Com enternecedora bondade, o Salvador então pediu que se instituísse, na primeira sexta-feira após a oitava do Santíssimo Sacramento, uma festa especialmente dedicada a desagravar aquele dulcíssimo Coração pelas ofensas contra a Sagrada Eucaristia, encarregando seu “servo”, o Pe. La Colombière, de obter isto das autoridades eclesiásticas.

E, como para mover os fiéis de todos os tempos a atenderem seu apelo, o Homem-Deus empenhou suas palavras de vida eterna: “Eu te prometo que o meu Coração se dilatará, para derramar com abundância as influências de seu divino amor sobre os que lhe tributarem esta honra, e procurarem que lha tributem”.

O triunfo do Sagrado Coração

Até este momento, contudo, as palavras do Salvador pouco eco haviam encontrado nos corações das irmãs de hábito de Margarida. Mas nada podia abalar o ânimo da fiel religiosa, pois a animava a promessa do Divino Esposo: “Reinarei apesar de meus inimigos e de todos os que a isso queiram se opor”.

Somente a partir de fins do ano de 1684 é que aquelas almas consagradas começaram a se abrir à nova devoção. Em 21 de junho de 1686 foi celebrada, na Visitação, a primeira festa do Sagrado Coração de Jesus e, em 1688, dedicou-se uma capela do mosteiro em sua honra.

Tendo conquistado aquele cerne de almas consagradas, foi questão de tempo até que a devoção se difundisse por todo o orbe católico, em grande parte devido ao zelo de sacerdotes jesuítas como o Pe. Jean Croiset e o Pe. Ignacio Rolin. Tal expansão muito consolou a Santa, a ponto de esta confidenciar a uma de suas irmãs visitandinas que, já não encontrando ocasiões para sofrer nesta vida, sentia-se próxima do encontro definitivo com seu único Amor.

Grande retiro

Assim, em 22 de julho de 1690 a vidente iniciou um retiro espiritual já tendo em vista sua passagem para a eternidade. A obediência, contudo, exigiu uma interrupção deste período de recolhimento. A Santa preparava-se para retomar seus exercícios no dia 9 de outubro quando, pouco antes da data fixada, foi acometida por uma grave febre. Ao lhe perguntarem se ainda teria forças para entrar em tal isolamento, Margarida respondeu: “Sim, mas será o grande retiro”.
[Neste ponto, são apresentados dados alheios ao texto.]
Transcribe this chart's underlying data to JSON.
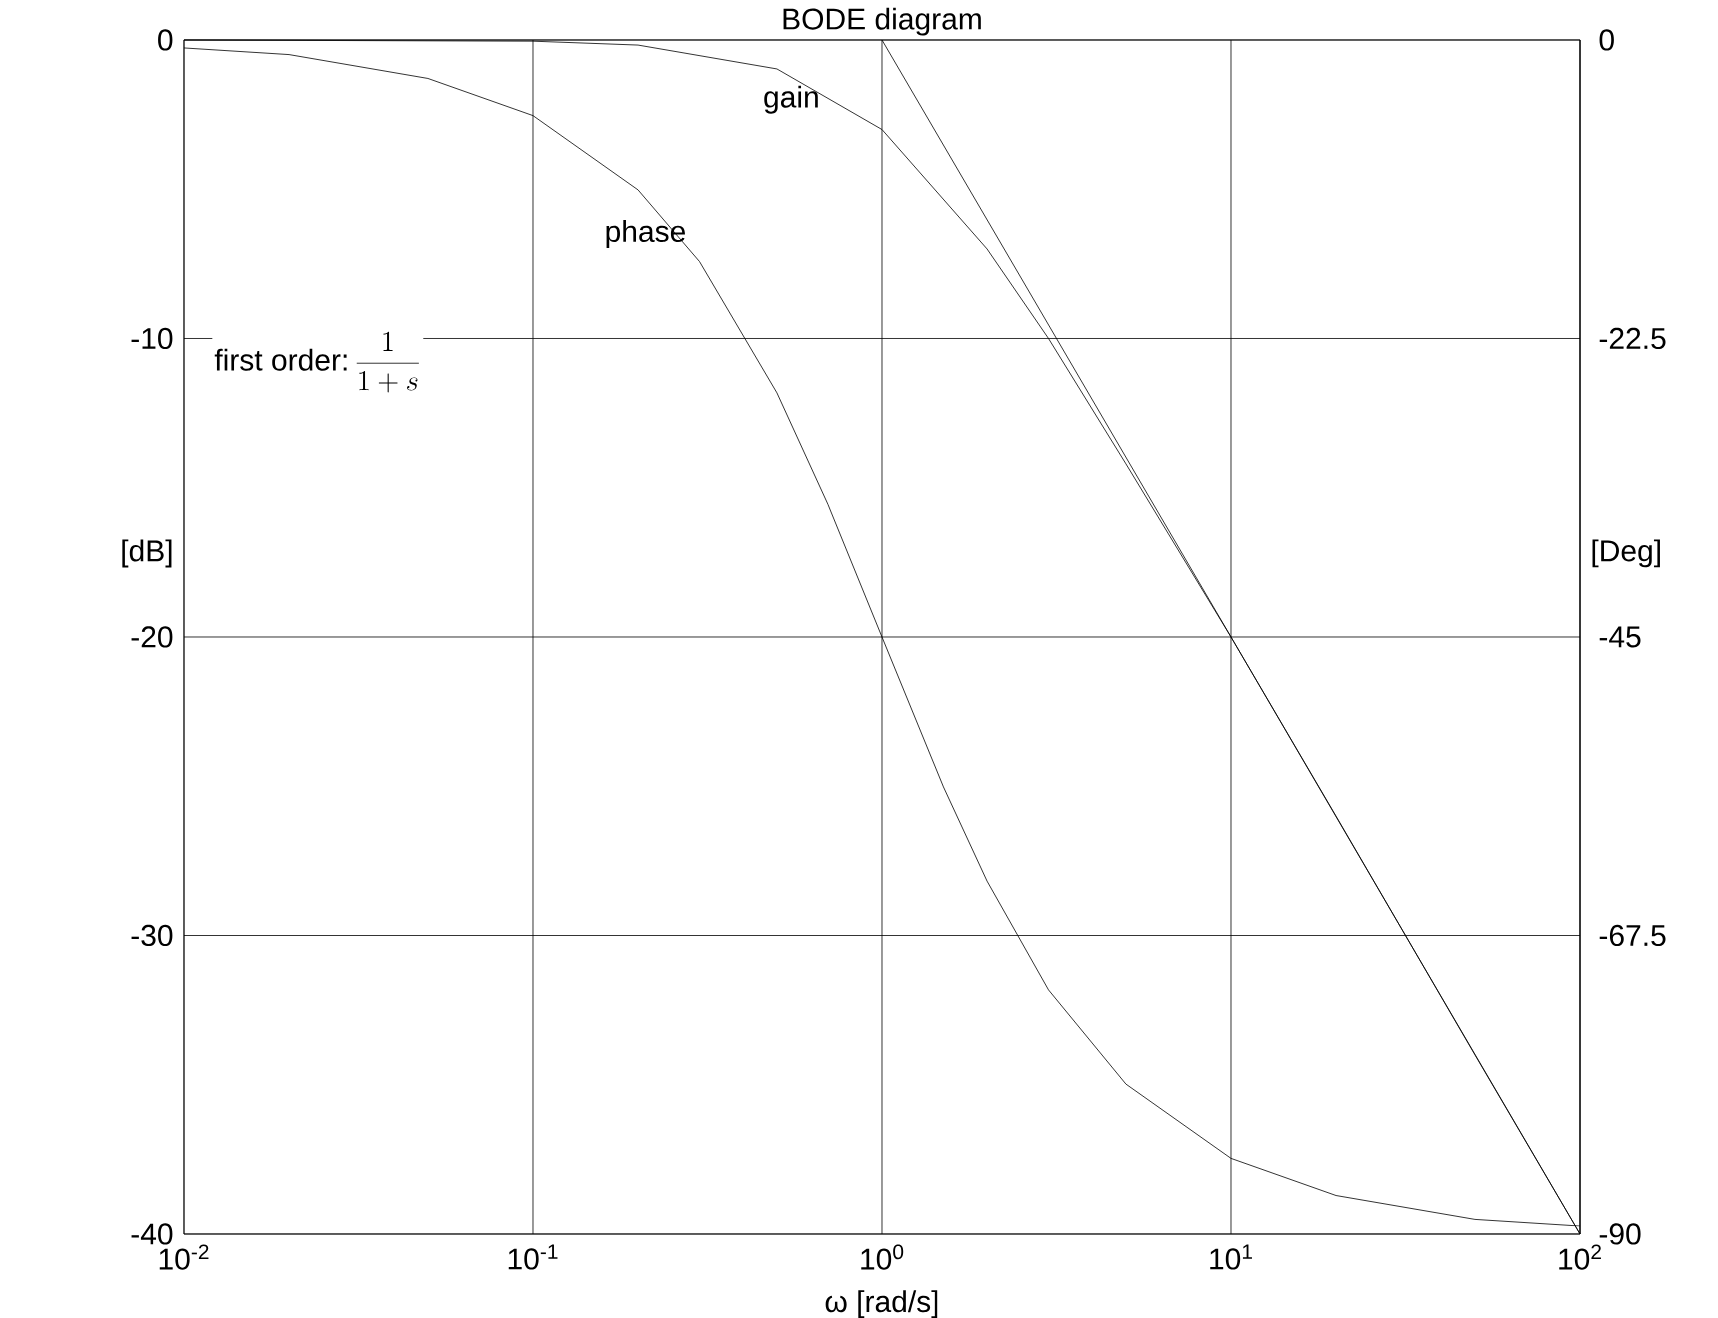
{
  "chart_data": {
    "type": "line",
    "title": "BODE diagram",
    "xlabel": "ω [rad/s]",
    "ylabel": "[dB]",
    "y2label": "[Deg]",
    "log": "x",
    "grid": true,
    "marker": "none",
    "line_style": "solid",
    "xlim": [
      0.01,
      100
    ],
    "xticks": [
      {
        "value": 0.01,
        "label": "10$^{-2}$"
      },
      {
        "value": 0.1,
        "label": "10$^{-1}$"
      },
      {
        "value": 1,
        "label": "10$^{0}$"
      },
      {
        "value": 10,
        "label": "10$^{1}$"
      },
      {
        "value": 100,
        "label": "10$^{2}$"
      }
    ],
    "ylim": [
      -40,
      0
    ],
    "yticks": [
      -40,
      -30,
      -20,
      -10,
      0
    ],
    "y2lim": [
      -90,
      0
    ],
    "y2ticks": [
      -90,
      -67.5,
      -45,
      -22.5,
      0
    ],
    "annotations": [
      "first order:",
      "\\frac{1}{1 + s}"
    ],
    "series": [
      {
        "name": "gain",
        "color": "#000000",
        "x": [
          0.01,
          0.1,
          0.2,
          0.5,
          1,
          2,
          3,
          5,
          10,
          20,
          50,
          100
        ],
        "values": [
          0,
          -0.04,
          -0.17,
          -0.97,
          -3.0,
          -7.0,
          -10.0,
          -14.2,
          -20.0,
          -26.0,
          -34.0,
          -40.0
        ]
      },
      {
        "name": "phase",
        "color": "#000000",
        "axis": "y2",
        "x": [
          0.01,
          0.02,
          0.05,
          0.1,
          0.2,
          0.3,
          0.5,
          0.7,
          1,
          1.5,
          2,
          3,
          5,
          10,
          20,
          50,
          100
        ],
        "values": [
          -0.6,
          -1.1,
          -2.9,
          -5.7,
          -11.3,
          -16.7,
          -26.6,
          -35,
          -45,
          -56.3,
          -63.4,
          -71.6,
          -78.7,
          -84.3,
          -87.1,
          -88.9,
          -89.4
        ]
      },
      {
        "color": "#000000",
        "x": [
          1,
          100
        ],
        "values": [
          0,
          -40
        ]
      }
    ]
  }
}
De fato, pouco durou sua convalescença. Embora os médicos julgassem tratar-se de um mal passageiro, ela sabia estar em seus instantes finais. “Como é doce morrer após haver tido uma terna e constante devoção ao Coração d’Aquele que nos vai julgar”, exclamou na ocasião.

Por fim, na noite de 17 de outubro a enferma entrou em agonia. A comunidade apressou-se para comparecer ao sublime trânsito, o capelão acorreu para administrar os últimos Sacramentos. Antes mesmo de o sacerdote concluir a Extrema-Unção, a moribunda exalou o último suspiro após uma suave exclamação: “Jesus!”

Refrigério da reparação ou vinagre da indiferença?

Após a morte de Santa Margarida, a devoção ao Sagrado Coração difundiu-se largamente pelos mosteiros visitandinos e pelas dioceses francesas, muitas das quais aprovaram festas litúrgicas próprias para atender ao pedido de reparação feito pelo Salvador. Em 1856, Pio IX concedeu à celebração seu caráter universal, inscrevendo-a no Calendário Romano, e em 13 de maio de 1920 a “discípula do Sagrado Coração” foi canonizada por Bento XV.

Neste calamitoso século XXI, em que por toda a parte multiplicam-se os ultrajes contra o Coração de Jesus, até mesmo entre aqueles que mais deveriam honrá-Lo, as irrevogáveis promessas por ele feitas consignam o penhor oferecido pelo Redentor àqueles que souberem atender seu apelo, fazendo-Lhe zelosa companhia durante a paixão de sua Esposa Mística, que é a Igreja.

Seguiremos o exemplo de Santa Margarida atendendo a esta sublime súplica com o refrigério da reparação? Ou, à maneira do soldado romano, oferecer-Lhe-emos o vinagre da indiferença para aplacar sua sede?

Texto extraído da Revista Arautos do Evangelho n. 270, junho 2024. Por Gabriel Marques dos Santos.